Kathrada llegó en el mismo furgón que Mandela a la cárcel de Robben Island. Desde el primer gesto, se dio cuenta de que su camarada iba a aprovechar la estancia entre rejas para erigirse en el futuro presidente del país. "Ocurrió al principio: a Mandela le ofrecieron vestir lo mismo que nosotros, los indios: pantalones largos; además de recibir pan y mejor comida. También le ofrecieron eximirle de los trabajos forzados, porque debíamos trabajar en la cantera con picos y palas, pero lo rechazó. Dijo: ´Cuando todo el mundo sea tratado igual, entonces lo aceptaré, hasta entonces no aceptaré´. Así que rechazó tener un trato preferencial".

Sólo al final de su condena, cuando fue trasladado de Robben Island a la cárcel de Victor Verster, saboreó su victoria. En sus últimos meses en prisión se encaprichó por una marca de champú. Los guardianes le dijeron que se había agotado de las tiendas. Mandela, que aprendió la lengua afrikáans en la cárcel, insistió hasta que uno de los guardias no tuvo más remedio que recorrer varios supermercados y volver con dos bolsas cargadas de aquel champú. Hoy, a cincuenta metros de la prisión, hay una estatua de Mandela con el puño en alto.
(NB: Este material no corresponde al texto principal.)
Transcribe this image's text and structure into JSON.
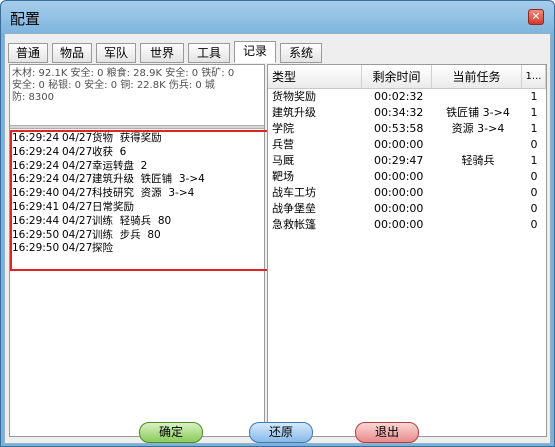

Madiba hacía de la vida una concatenación de pequeños triunfos, aunque algunas batallas dejaban cicatriz. En una ocasión, fue a cenar a casa de Joel Stransky, jugador de rugby que anotó todos los puntos de su equipo de la final del Mundial de 1994, que ganaron los Springboks y Mandela convirtió en una celebración de hermandad para el país. Antes de ir a casa de la familia Stransky, puso una condición: cangrejos, no. "Se había hartado de comerlos en Robben Island y decía que ya no los soportaba más".

Mandela fue presidente e hizo bandera del perdón, pero dejó el poder tras un solo mandato. Incómodo con las alabanzas -en una sesión de fotos, hace unos años, preguntó si le podían tomar imágenes sólo de sus manos, que su cara se veía siempre demasiado-, trató de alejarse del artificio, de lo material. En los archivos de su fundación, hay cientos de regalos que descansan casi ignorados. La camiseta firmada de Argentina que Maradona le envió durante el Mundial de Sudáfrica está arrugada sobre una mesa, en un rincón.